Jakarta (Greeners) – Mikroplastik kini menjadi ancaman yang mengganggu ekosistem dan kesuburan tanah. Peneliti Pusat Penelitian Oseanografi Badan Riset dan Inovasi Nasional (BRIN), Muhammad Reza Cordova mengatakan, mikroplastik di tanah lebih tinggi antara 4 sampai 20 kali lipat dibandingkan ancaman mikroplastik di lautan.
Seiring meningkatnya penggunaan plastik, mikroplastik kian mengancam kesuburan tanah. Sebab, mikroplastik bisa menyebabkan hilangnya produktivitas tanah, pencemaran air tanah, dan mengancam mikroorganisme dalam tanah.
Berdasarkan data Kementerian Lingkungan Hidup dan Kehutanan (KLHK), Indonesia menghasilkan 6,8 juta ton sampah plastik per tahun. Hanya sekitar 10% yang didaur ulang. Sekitar 4,8 juta ton sampah tidak terkelola dengan baik.
“Penelitian terkait pencemaran plastik di tanah ini masih terbilang sedikit. Namun, sudah banyak penelitian yang membuktikan bahwa plastik merupakan sebuah benda yang memicu kerusakan lingkungan semakin parah,” ujar Reza kepada Greneers, Selasa (4/6).

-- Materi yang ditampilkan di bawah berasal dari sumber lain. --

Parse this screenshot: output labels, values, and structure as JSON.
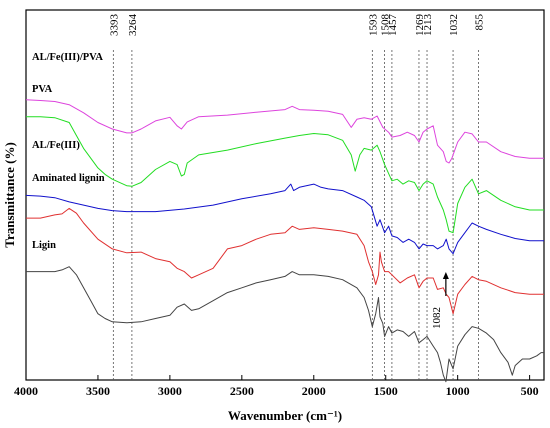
{
  "chart_data": {
    "type": "line",
    "title": "",
    "xlabel": "Wavenumber (cm⁻¹)",
    "ylabel": "Transmittance (%)",
    "xlim": [
      4000,
      400
    ],
    "x_reversed": true,
    "xticks": [
      4000,
      3500,
      3000,
      2500,
      2000,
      1500,
      1000,
      500
    ],
    "ylim": [
      0,
      100
    ],
    "yticks_shown": false,
    "grid": false,
    "peak_markers": [
      "3393",
      "3264",
      "1593",
      "1508",
      "1457",
      "1269",
      "1213",
      "1032",
      "855"
    ],
    "peak_marker_positions": [
      3393,
      3264,
      1593,
      1508,
      1457,
      1269,
      1213,
      1032,
      855
    ],
    "annotation": {
      "text": "1082",
      "x": 1082,
      "y": 35
    },
    "series": [
      {
        "name": "AL/Fe(III)/PVA",
        "color": "#dd44dd",
        "points": [
          [
            4000,
            84
          ],
          [
            3900,
            83.8
          ],
          [
            3800,
            83.5
          ],
          [
            3700,
            82.5
          ],
          [
            3600,
            80
          ],
          [
            3500,
            77
          ],
          [
            3400,
            75
          ],
          [
            3300,
            73.8
          ],
          [
            3264,
            73.8
          ],
          [
            3200,
            75
          ],
          [
            3100,
            77.5
          ],
          [
            3000,
            78.6
          ],
          [
            2950,
            76
          ],
          [
            2920,
            75
          ],
          [
            2880,
            77.2
          ],
          [
            2800,
            78.8
          ],
          [
            2600,
            79.3
          ],
          [
            2400,
            80.2
          ],
          [
            2200,
            81
          ],
          [
            2150,
            82
          ],
          [
            2100,
            81
          ],
          [
            2000,
            80.8
          ],
          [
            1900,
            80.5
          ],
          [
            1800,
            79.5
          ],
          [
            1740,
            75.5
          ],
          [
            1700,
            78
          ],
          [
            1650,
            78.5
          ],
          [
            1600,
            78
          ],
          [
            1560,
            79
          ],
          [
            1520,
            75.5
          ],
          [
            1480,
            74
          ],
          [
            1457,
            72.5
          ],
          [
            1400,
            73
          ],
          [
            1350,
            74
          ],
          [
            1300,
            73
          ],
          [
            1269,
            71
          ],
          [
            1240,
            74
          ],
          [
            1213,
            75
          ],
          [
            1170,
            76
          ],
          [
            1140,
            70
          ],
          [
            1100,
            68
          ],
          [
            1080,
            65
          ],
          [
            1060,
            64.5
          ],
          [
            1040,
            66
          ],
          [
            1000,
            71
          ],
          [
            950,
            74
          ],
          [
            900,
            73.5
          ],
          [
            855,
            71
          ],
          [
            800,
            71
          ],
          [
            700,
            68
          ],
          [
            600,
            66.5
          ],
          [
            500,
            66
          ],
          [
            400,
            66
          ]
        ]
      },
      {
        "name": "PVA",
        "color": "#22dd22",
        "points": [
          [
            4000,
            78.8
          ],
          [
            3900,
            78.8
          ],
          [
            3800,
            78.5
          ],
          [
            3700,
            77
          ],
          [
            3650,
            73
          ],
          [
            3600,
            69
          ],
          [
            3500,
            63
          ],
          [
            3450,
            61
          ],
          [
            3400,
            59.5
          ],
          [
            3300,
            57.5
          ],
          [
            3264,
            57.3
          ],
          [
            3200,
            58.5
          ],
          [
            3100,
            62.5
          ],
          [
            3000,
            65
          ],
          [
            2950,
            64
          ],
          [
            2920,
            60.5
          ],
          [
            2900,
            61
          ],
          [
            2880,
            64.5
          ],
          [
            2800,
            67
          ],
          [
            2600,
            68.5
          ],
          [
            2400,
            70.5
          ],
          [
            2200,
            72.2
          ],
          [
            2100,
            73
          ],
          [
            2000,
            73.6
          ],
          [
            1900,
            73.2
          ],
          [
            1800,
            71.5
          ],
          [
            1740,
            67
          ],
          [
            1712,
            62
          ],
          [
            1680,
            67
          ],
          [
            1650,
            69
          ],
          [
            1600,
            68.5
          ],
          [
            1560,
            70
          ],
          [
            1540,
            68
          ],
          [
            1508,
            64
          ],
          [
            1457,
            59
          ],
          [
            1420,
            59.5
          ],
          [
            1380,
            58
          ],
          [
            1340,
            59
          ],
          [
            1300,
            58.5
          ],
          [
            1269,
            56
          ],
          [
            1240,
            58
          ],
          [
            1213,
            59
          ],
          [
            1170,
            58
          ],
          [
            1140,
            54
          ],
          [
            1100,
            50
          ],
          [
            1080,
            47
          ],
          [
            1060,
            43.5
          ],
          [
            1032,
            43
          ],
          [
            1000,
            52
          ],
          [
            950,
            57
          ],
          [
            900,
            59.5
          ],
          [
            855,
            55
          ],
          [
            800,
            56
          ],
          [
            700,
            53
          ],
          [
            600,
            51
          ],
          [
            500,
            50
          ],
          [
            400,
            50
          ]
        ]
      },
      {
        "name": "AL/Fe(III)",
        "color": "#1111cc",
        "points": [
          [
            4000,
            54.5
          ],
          [
            3900,
            54.3
          ],
          [
            3800,
            53.8
          ],
          [
            3700,
            52.5
          ],
          [
            3600,
            51.5
          ],
          [
            3500,
            50.5
          ],
          [
            3400,
            49.8
          ],
          [
            3300,
            49.5
          ],
          [
            3100,
            49.5
          ],
          [
            2900,
            50.3
          ],
          [
            2700,
            51.5
          ],
          [
            2500,
            53.5
          ],
          [
            2300,
            55
          ],
          [
            2200,
            56
          ],
          [
            2160,
            58
          ],
          [
            2140,
            56
          ],
          [
            2100,
            57
          ],
          [
            2000,
            58
          ],
          [
            1950,
            57
          ],
          [
            1900,
            56.5
          ],
          [
            1800,
            56
          ],
          [
            1700,
            54
          ],
          [
            1650,
            53
          ],
          [
            1600,
            51
          ],
          [
            1560,
            45
          ],
          [
            1540,
            47
          ],
          [
            1508,
            43
          ],
          [
            1480,
            45
          ],
          [
            1457,
            42
          ],
          [
            1420,
            41.5
          ],
          [
            1380,
            40
          ],
          [
            1340,
            41
          ],
          [
            1300,
            40
          ],
          [
            1269,
            38
          ],
          [
            1240,
            39.5
          ],
          [
            1213,
            39
          ],
          [
            1170,
            39
          ],
          [
            1140,
            38
          ],
          [
            1100,
            39
          ],
          [
            1080,
            41
          ],
          [
            1060,
            38
          ],
          [
            1032,
            36.5
          ],
          [
            1000,
            40
          ],
          [
            950,
            43
          ],
          [
            900,
            46
          ],
          [
            855,
            45
          ],
          [
            800,
            44
          ],
          [
            700,
            42.5
          ],
          [
            600,
            41.2
          ],
          [
            500,
            40.5
          ],
          [
            400,
            40.5
          ]
        ]
      },
      {
        "name": "Aminated lignin",
        "color": "#e03030",
        "points": [
          [
            4000,
            47.5
          ],
          [
            3900,
            47.5
          ],
          [
            3800,
            48.5
          ],
          [
            3750,
            48.8
          ],
          [
            3700,
            50.5
          ],
          [
            3650,
            49
          ],
          [
            3600,
            46
          ],
          [
            3500,
            41
          ],
          [
            3400,
            38
          ],
          [
            3300,
            36.8
          ],
          [
            3200,
            37
          ],
          [
            3100,
            35
          ],
          [
            3000,
            34
          ],
          [
            2950,
            32
          ],
          [
            2900,
            31
          ],
          [
            2850,
            29
          ],
          [
            2800,
            30
          ],
          [
            2700,
            32
          ],
          [
            2650,
            35
          ],
          [
            2600,
            38
          ],
          [
            2500,
            39
          ],
          [
            2400,
            41
          ],
          [
            2300,
            42.5
          ],
          [
            2200,
            43
          ],
          [
            2150,
            45
          ],
          [
            2100,
            44
          ],
          [
            2000,
            44.5
          ],
          [
            1900,
            44
          ],
          [
            1800,
            43.5
          ],
          [
            1700,
            42.5
          ],
          [
            1650,
            39
          ],
          [
            1620,
            34
          ],
          [
            1593,
            31
          ],
          [
            1570,
            27
          ],
          [
            1550,
            30
          ],
          [
            1540,
            37
          ],
          [
            1530,
            34
          ],
          [
            1508,
            31
          ],
          [
            1480,
            31
          ],
          [
            1457,
            30
          ],
          [
            1400,
            27.5
          ],
          [
            1350,
            29
          ],
          [
            1300,
            30
          ],
          [
            1269,
            26
          ],
          [
            1240,
            28
          ],
          [
            1213,
            29
          ],
          [
            1170,
            29
          ],
          [
            1140,
            25.5
          ],
          [
            1100,
            26
          ],
          [
            1080,
            24
          ],
          [
            1060,
            23
          ],
          [
            1032,
            18
          ],
          [
            1000,
            24
          ],
          [
            950,
            27
          ],
          [
            900,
            29.5
          ],
          [
            855,
            28.5
          ],
          [
            800,
            28
          ],
          [
            700,
            26
          ],
          [
            600,
            24.5
          ],
          [
            500,
            24
          ],
          [
            400,
            24
          ]
        ]
      },
      {
        "name": "Ligin",
        "color": "#444444",
        "points": [
          [
            4000,
            31
          ],
          [
            3900,
            31
          ],
          [
            3800,
            31
          ],
          [
            3750,
            31.5
          ],
          [
            3700,
            32.5
          ],
          [
            3650,
            30
          ],
          [
            3600,
            26
          ],
          [
            3550,
            22
          ],
          [
            3500,
            18
          ],
          [
            3450,
            16.5
          ],
          [
            3400,
            15.5
          ],
          [
            3300,
            15.2
          ],
          [
            3200,
            15.5
          ],
          [
            3100,
            16.5
          ],
          [
            3000,
            17.5
          ],
          [
            2950,
            20
          ],
          [
            2900,
            21
          ],
          [
            2850,
            19
          ],
          [
            2800,
            19.5
          ],
          [
            2700,
            22
          ],
          [
            2600,
            24.5
          ],
          [
            2500,
            26
          ],
          [
            2400,
            27.5
          ],
          [
            2300,
            28.5
          ],
          [
            2200,
            29.5
          ],
          [
            2150,
            31
          ],
          [
            2100,
            30
          ],
          [
            2000,
            30
          ],
          [
            1900,
            29.5
          ],
          [
            1800,
            28.5
          ],
          [
            1700,
            26
          ],
          [
            1650,
            23
          ],
          [
            1620,
            19
          ],
          [
            1593,
            14
          ],
          [
            1570,
            18
          ],
          [
            1550,
            23
          ],
          [
            1540,
            17
          ],
          [
            1520,
            15
          ],
          [
            1508,
            11
          ],
          [
            1480,
            14
          ],
          [
            1457,
            12
          ],
          [
            1420,
            13
          ],
          [
            1380,
            12.5
          ],
          [
            1340,
            11
          ],
          [
            1300,
            12.5
          ],
          [
            1269,
            9
          ],
          [
            1240,
            10
          ],
          [
            1213,
            11
          ],
          [
            1170,
            8
          ],
          [
            1140,
            6
          ],
          [
            1120,
            3
          ],
          [
            1100,
            -1
          ],
          [
            1082,
            -3
          ],
          [
            1060,
            4
          ],
          [
            1032,
            1
          ],
          [
            1000,
            8
          ],
          [
            950,
            11.5
          ],
          [
            900,
            14
          ],
          [
            855,
            13.5
          ],
          [
            800,
            12
          ],
          [
            750,
            10
          ],
          [
            700,
            6
          ],
          [
            650,
            3
          ],
          [
            620,
            -1
          ],
          [
            600,
            2
          ],
          [
            550,
            4
          ],
          [
            500,
            4
          ],
          [
            450,
            5
          ],
          [
            420,
            6
          ],
          [
            400,
            6
          ]
        ]
      }
    ]
  }
}
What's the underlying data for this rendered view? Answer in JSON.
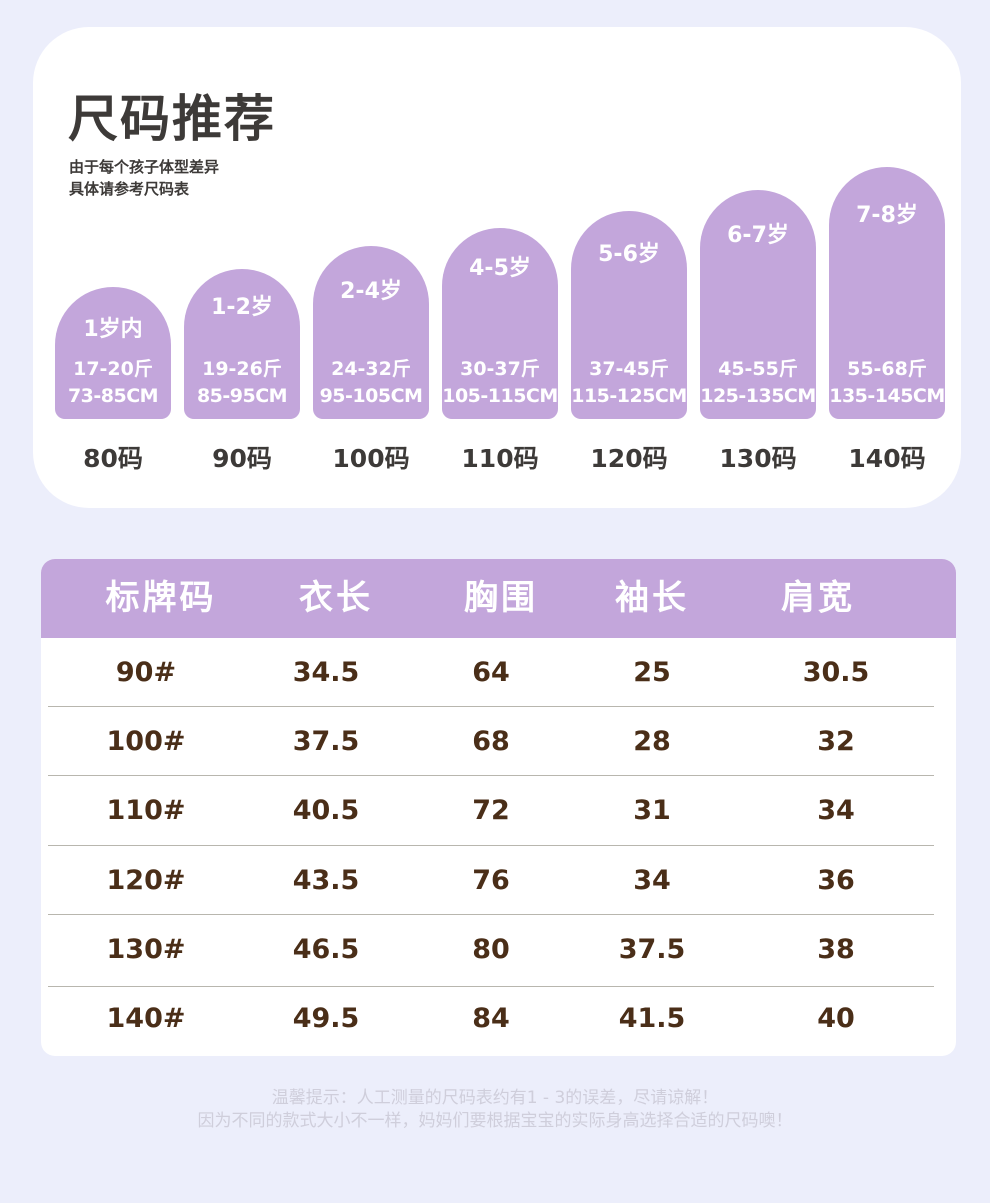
{
  "header": {
    "title": "尺码推荐",
    "subtitle_line1": "由于每个孩子体型差异",
    "subtitle_line2": "具体请参考尺码表"
  },
  "recommendations": [
    {
      "age": "1岁内",
      "weight": "17-20斤",
      "height": "73-85CM",
      "size": "80码"
    },
    {
      "age": "1-2岁",
      "weight": "19-26斤",
      "height": "85-95CM",
      "size": "90码"
    },
    {
      "age": "2-4岁",
      "weight": "24-32斤",
      "height": "95-105CM",
      "size": "100码"
    },
    {
      "age": "4-5岁",
      "weight": "30-37斤",
      "height": "105-115CM",
      "size": "110码"
    },
    {
      "age": "5-6岁",
      "weight": "37-45斤",
      "height": "115-125CM",
      "size": "120码"
    },
    {
      "age": "6-7岁",
      "weight": "45-55斤",
      "height": "125-135CM",
      "size": "130码"
    },
    {
      "age": "7-8岁",
      "weight": "55-68斤",
      "height": "135-145CM",
      "size": "140码"
    }
  ],
  "table": {
    "headers": [
      "标牌码",
      "衣长",
      "胸围",
      "袖长",
      "肩宽"
    ],
    "rows": [
      [
        "90#",
        "34.5",
        "64",
        "25",
        "30.5"
      ],
      [
        "100#",
        "37.5",
        "68",
        "28",
        "32"
      ],
      [
        "110#",
        "40.5",
        "72",
        "31",
        "34"
      ],
      [
        "120#",
        "43.5",
        "76",
        "34",
        "36"
      ],
      [
        "130#",
        "46.5",
        "80",
        "37.5",
        "38"
      ],
      [
        "140#",
        "49.5",
        "84",
        "41.5",
        "40"
      ]
    ]
  },
  "notes": {
    "line1": "温馨提示：人工测量的尺码表约有1 - 3的误差，尽请谅解！",
    "line2": "因为不同的款式大小不一样，妈妈们要根据宝宝的实际身高选择合适的尺码噢！"
  },
  "colors": {
    "accent": "#c3a6db",
    "text_dark": "#3d3a38",
    "table_text": "#4a2e18",
    "background": "#eceefb"
  }
}
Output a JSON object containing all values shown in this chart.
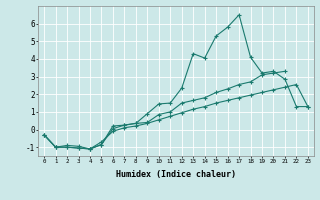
{
  "title": "",
  "xlabel": "Humidex (Indice chaleur)",
  "background_color": "#cce8e8",
  "grid_color": "#ffffff",
  "line_color": "#1a7a6e",
  "xlim": [
    -0.5,
    23.5
  ],
  "ylim": [
    -1.5,
    7.0
  ],
  "x": [
    0,
    1,
    2,
    3,
    4,
    5,
    6,
    7,
    8,
    9,
    10,
    11,
    12,
    13,
    14,
    15,
    16,
    17,
    18,
    19,
    20,
    21,
    22,
    23
  ],
  "line1": [
    -0.3,
    -1.0,
    -1.0,
    -1.05,
    -1.1,
    -0.85,
    0.2,
    0.25,
    0.35,
    0.9,
    1.45,
    1.5,
    2.35,
    4.3,
    4.05,
    5.3,
    5.8,
    6.5,
    4.1,
    3.2,
    3.3,
    2.85,
    1.3,
    1.3
  ],
  "line2": [
    -0.3,
    -1.0,
    -1.0,
    -1.05,
    -1.1,
    -0.85,
    0.05,
    0.25,
    0.35,
    0.4,
    0.85,
    1.0,
    1.5,
    1.65,
    1.8,
    2.1,
    2.3,
    2.55,
    2.7,
    3.1,
    3.2,
    3.3,
    null,
    null
  ],
  "line3": [
    -0.3,
    -1.0,
    -0.9,
    -0.95,
    -1.1,
    -0.7,
    -0.1,
    0.1,
    0.2,
    0.35,
    0.55,
    0.75,
    0.95,
    1.15,
    1.3,
    1.5,
    1.65,
    1.8,
    1.95,
    2.1,
    2.25,
    2.4,
    2.55,
    1.3
  ],
  "yticks": [
    -1,
    0,
    1,
    2,
    3,
    4,
    5,
    6
  ],
  "ytick_labels": [
    "-1",
    "0",
    "1",
    "2",
    "3",
    "4",
    "5",
    "6"
  ]
}
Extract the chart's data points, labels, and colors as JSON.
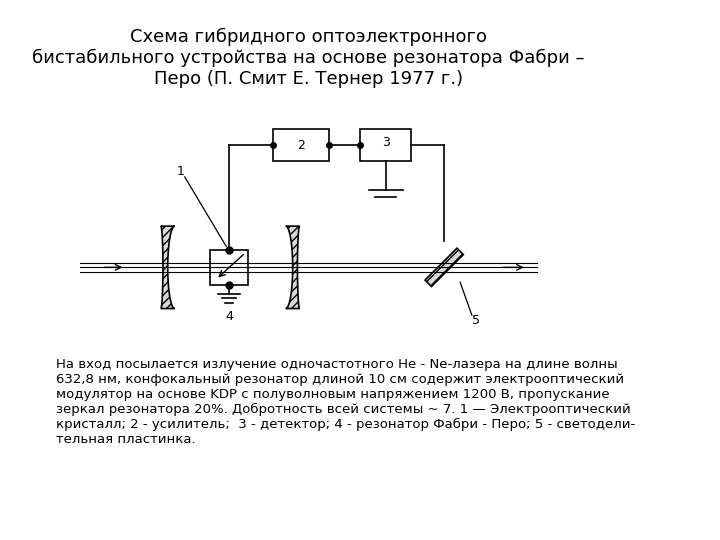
{
  "title": "Схема гибридного оптоэлектронного\nбистабильного устройства на основе резонатора Фабри –\nПеро (П. Смит Е. Тернер 1977 г.)",
  "title_fontsize": 13,
  "description": "На вход посылается излучение одночастотного Не - Ne-лазера на длине волны\n632,8 нм, конфокальный резонатор длиной 10 см содержит электрооптический\nмодулятор на основе KDP с полуволновым напряжением 1200 В, пропускание\nзеркал резонатора 20%. Добротность всей системы ~ 7. 1 — Электрооптический\nкристалл; 2 - усилитель;  3 - детектор; 4 - резонатор Фабри - Перо; 5 - светодели-\nтельная пластинка.",
  "desc_fontsize": 9.5,
  "bg_color": "#ffffff",
  "line_color": "#000000"
}
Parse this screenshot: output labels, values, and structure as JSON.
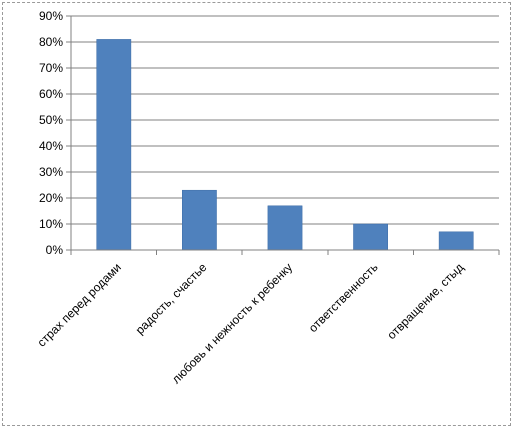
{
  "chart_data": {
    "type": "bar",
    "title": "",
    "xlabel": "",
    "ylabel": "",
    "categories": [
      "страх перед родами",
      "радость, счастье",
      "любовь и нежность к ребенку",
      "ответственность",
      "отвращение, стыд"
    ],
    "values": [
      81,
      23,
      17,
      10,
      7
    ],
    "value_unit": "%",
    "ylim": [
      0,
      90
    ],
    "yticks": [
      "0%",
      "10%",
      "20%",
      "30%",
      "40%",
      "50%",
      "60%",
      "70%",
      "80%",
      "90%"
    ],
    "grid": true,
    "legend": "none",
    "colors": {
      "bar": "#4f81bd",
      "bar_edge": "#3a6aa5",
      "grid": "#808080",
      "axis": "#808080"
    }
  }
}
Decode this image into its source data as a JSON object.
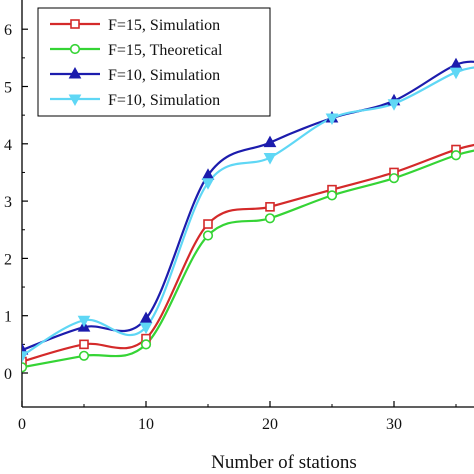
{
  "chart_data": {
    "type": "line",
    "title": "",
    "xlabel": "Number of stations",
    "ylabel": "",
    "xlim": [
      0,
      37
    ],
    "ylim": [
      -0.55,
      6.4
    ],
    "xticks": [
      0,
      10,
      20,
      30
    ],
    "yticks": [
      0,
      1,
      2,
      3,
      4,
      5,
      6
    ],
    "x_tick_labels": [
      "0",
      "10",
      "20",
      "30"
    ],
    "y_tick_labels": [
      "0",
      "1",
      "2",
      "3",
      "4",
      "5",
      "6"
    ],
    "legend_position": "top-left",
    "grid": false,
    "series": [
      {
        "name": "F=15, Simulation",
        "color": "#d42a2a",
        "marker": "square-open",
        "x": [
          0,
          5,
          10,
          15,
          20,
          25,
          30,
          35
        ],
        "y": [
          0.2,
          0.5,
          0.6,
          2.6,
          2.9,
          3.2,
          3.5,
          3.9
        ],
        "curve_end": 4.02
      },
      {
        "name": "F=15, Theoretical",
        "color": "#35d435",
        "marker": "circle-open",
        "x": [
          0,
          5,
          10,
          15,
          20,
          25,
          30,
          35
        ],
        "y": [
          0.1,
          0.3,
          0.5,
          2.4,
          2.7,
          3.1,
          3.4,
          3.8
        ],
        "curve_end": 3.92
      },
      {
        "name": "F=10, Simulation",
        "color": "#1c1cad",
        "marker": "triangle-up",
        "x": [
          0,
          5,
          10,
          15,
          20,
          25,
          30,
          35
        ],
        "y": [
          0.4,
          0.8,
          0.95,
          3.45,
          4.02,
          4.45,
          4.75,
          5.38
        ],
        "curve_end": 5.4
      },
      {
        "name": "F=10, Simulation",
        "color": "#5fd7f5",
        "marker": "triangle-down",
        "x": [
          0,
          5,
          10,
          15,
          20,
          25,
          30,
          35
        ],
        "y": [
          0.3,
          0.92,
          0.8,
          3.32,
          3.76,
          4.45,
          4.7,
          5.25
        ],
        "curve_end": 5.35
      }
    ]
  }
}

BACA JUGA: 70% Sumber Air Minum Perkotaan Tercemar Tinja
Ketika plastik dibuang ke lingkungan, seperti ke Tempat Pemoresan Akhir (TPA) atau secara sembarangan di alam, plastik tersebut akan terurai menjadi mikroplastik. Potongan plastik kecil-kecil itu bisa mencemari tanah.
“Plastik yang masuk ke tanah akan menyebabkan keluarnya material berbahaya bagi tanah dan air tanah. Ada penelitian yang menyatakan sampah plastik ini membutuhkan 500 sampai 1.000 tahun ketika sudah terkubur di dalam tanah. Namun, yang terjadi plastik akan mengeluarkan material aditif pelan-pelan sehingga dapat ‘meracuni’ tanah. Jadi, ada dampak negatif dalam jangka panjang bagi lingkungan,” ungkapnya.
Plastik Ganggu Keseimbangan Ekosistem tanah
Plastik yang masuk ke dalam tanah akan melepaskan material aditif dan terdegradasi pelan-pelan. Selanjutnya, material tersebut berinteraksi dengan organisme yang hidup di tanah, seperti cacing tanah.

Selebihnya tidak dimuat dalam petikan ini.